DITADURA DE 1964/1985: SÍNTESE DO FRACASSO
E DA IGNOMÍNIA
Celso Lungaretti – Jornalista-
São Paulo/SP
Ao
completarem-se 51 anos da quebra da normalidade institucional no Brasil, mergulhando
o país nas trevas e na barbárie durante duas décadas, é oportuno evocarmos o
que realmente foi essa ditadura, defendida hoje com tamanha desfaçatez pelos
culpados inúteis e com tanta ingenuidade pelos inocentes úteis.
Como a bela
canção de Milton Nascimento e Fernando Brant frisou, cabe a nós, sobreviventes
do pesadelo, o papel de sentinelas do corpo e do sacrifício dos nossos irmãos
que já se foram, assegurando que a memória não morra – mas, pelo contrário,
sirva de vacina contra novos surtos da infestação virulenta do totalitarismo.
Nessa
efeméride negativa, o primeiro ponto a destacar é que a quartelada de 1964 foi
o coroamento de uma longa série de articulações e tentativas golpistas, nada
tendo de espontâneo nem sendo decorrente de situações conjunturais; essas foram
apenas pretextos, não causa.
Há
controvérsias sobre se a articulação da UDN com setores das Forças Armadas para
derrubar o presidente Getúlio em 1954 desembocaria numa ditadura, caso o
suicídio e a carta de Vargas não tivessem virado o jogo.

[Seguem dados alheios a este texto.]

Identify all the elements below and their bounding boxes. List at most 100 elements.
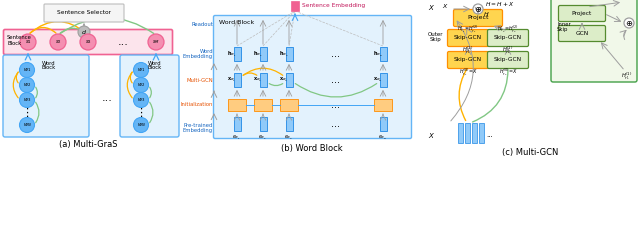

Mas é incontestável
que a ultradireita vinha há tempos tentando usurpar o poder.
Em novembro
de 1955, conspiração de políticos udenistas e militares extremistas tentou
contestar o triunfo eleitoral de Juscelino Kubitscheck, mas foi derrotada
graças, principalmente, à posição legalista que Teixeira Lott, o ministro da
Guerra, assumiu.
Um dos
golpistas presos foi o então tenente-coronel Golbery do Couto e Silva, que
viria a ser o formulador da doutrina de Segurança Nacional e eminência
parda do ditador Geisel.
Em fevereiro
de 1956, duas semanas após a posse de JK, os militares já se insubordinavam
contra o governo constitucional, na revolta de Jacareacanga.
Os oficiais
da FAB repetiram a dose em outubro de 1959, com a também fracassada revolta de
Aragarças.
E, em agosto
de 1961, quando da renúncia de Jânio Quadros, as Forças Armadas vetaram a posse
do vice-presidente João Goulart, só voltando atrás diante da resistência do
governador Leonel Brizola (RS) e do apoio por ele recebido do comandante do III
Exército, gerando a ameaça de uma guerra civil.
Apesar das
bravatas de Luiz Carlos Prestes e dos chamados grupos dos Onze brizolistas,
inexistia em 1964 uma possibilidade real de revolução socialista. Não houve o
alegado "contragolpe preventivo", mas, pura e simplesmente, um
golpe para usurpação do poder, meticulosamente tramado e executado com apoio
dos EUA, dos industriais e empresários civis e pelos militares.
Derrubou-se
um governo democraticamente constituído, fechou-se o Congresso Nacional, cassaram-se
mandatos legítimos, extinguiram-se entidades da sociedade civil, prenderam-se e
barbarizaram-se cidadãos.
A esquerda
só voltou para valer às ruas em 1968, mas as manifestações de massa foram
respondidas com o uso cada vez mais brutal da força, por parte de instâncias da
ditadura e dos efetivos paramilitares que atuavam sem freios de nenhuma
espécie.
Com
a edição do dantesco AI-5 (que fez do Legislativo e do Judiciário
poderes-fantoches do Executivo, suprimindo os mais elementares direitos dos
cidadãos), em dezembro de 1968,
a resistência pacífica se tornou inviável. Foi quando a
vanguarda armada, insignificante até então, ascendeu ao primeiro plano,
acolhendo os militantes que antes se dedicavam aos movimentos de massa.